Our final day was spent in Haarlem visiting the Grote Kerk (Great Church). It was amazing. The floor was made of great slabs of what appeared to be rectangles of black marble. And they were actually crypts in which 1500 deceased people had been entombed. Each was decorated carefully, inscribed with the given name, date of birth and death, and installed. If the person had been wealthy the black finish was very polished, but poor folks had a duller finish.

This church had, in its time, been both Catholic and Protestant and is still being used. It was rather a neat idea to think that you might have had your own kin in the crypts where they would always be in a holy place. The front of the church was chaired for the choir and various large types of worship.

They were partitioned off with walls and some with heavy wooden doors. One room had a place where a worshipper could light a candle for Mary and meditate in silence. Another frontal room contained a meeting room for what we would call “the Board” or “The Assistant Pastors”.

In the central area were good-sized loges for more wealthy patrons. They were walled semi-privately with wonderful old wood. The members ascended on steps and seated themselves on velvet covered benches.

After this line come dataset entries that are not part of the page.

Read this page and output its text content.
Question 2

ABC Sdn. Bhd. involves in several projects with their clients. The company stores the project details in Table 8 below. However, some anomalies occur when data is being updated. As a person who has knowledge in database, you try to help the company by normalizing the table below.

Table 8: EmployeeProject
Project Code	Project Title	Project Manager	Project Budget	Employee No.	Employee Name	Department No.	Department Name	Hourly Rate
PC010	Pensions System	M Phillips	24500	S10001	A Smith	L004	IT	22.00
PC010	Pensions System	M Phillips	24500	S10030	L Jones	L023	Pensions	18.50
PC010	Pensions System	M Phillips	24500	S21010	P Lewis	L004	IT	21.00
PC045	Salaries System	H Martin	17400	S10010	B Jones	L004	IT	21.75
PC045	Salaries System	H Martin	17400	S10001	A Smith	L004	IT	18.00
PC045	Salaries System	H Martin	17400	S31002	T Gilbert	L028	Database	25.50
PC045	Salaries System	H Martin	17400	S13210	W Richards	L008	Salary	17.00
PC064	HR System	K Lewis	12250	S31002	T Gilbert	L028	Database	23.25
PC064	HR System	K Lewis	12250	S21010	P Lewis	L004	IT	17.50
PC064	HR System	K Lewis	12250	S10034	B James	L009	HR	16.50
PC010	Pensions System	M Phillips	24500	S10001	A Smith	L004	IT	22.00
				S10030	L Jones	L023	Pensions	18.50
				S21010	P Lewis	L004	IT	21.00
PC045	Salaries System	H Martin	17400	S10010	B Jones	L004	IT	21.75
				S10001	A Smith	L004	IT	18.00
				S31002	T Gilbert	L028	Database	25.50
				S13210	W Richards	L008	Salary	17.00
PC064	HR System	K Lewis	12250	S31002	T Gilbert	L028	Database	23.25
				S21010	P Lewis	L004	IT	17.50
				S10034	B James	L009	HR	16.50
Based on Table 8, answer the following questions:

These loges faced the high pulpit. On it was an open Bible threatened, spiritually, by that ever-present “old Dragon” in the form of two snakes. A very vivid presentation of man’s “Fall”.

Tremendously interesting was the “Dog Whipper’s” station along one of the walls. Apparently, it is common for families to bring their pet dogs with them to services. If a dog barked or bit anyone, the dog was caught by the Dog Whipper and tied to one of the iron rings in the wall, and whipped thoroughly. I don’t know if the dog learned his lesson and behaved after that or quit going to church.

(Note: I am so pleased and grateful that I got to go with the Laniers and Tyson to the Netherlands. By taking a wheelchair along I was able to participate in all of this adventure and seeing cousins made it very personal, and very helpful.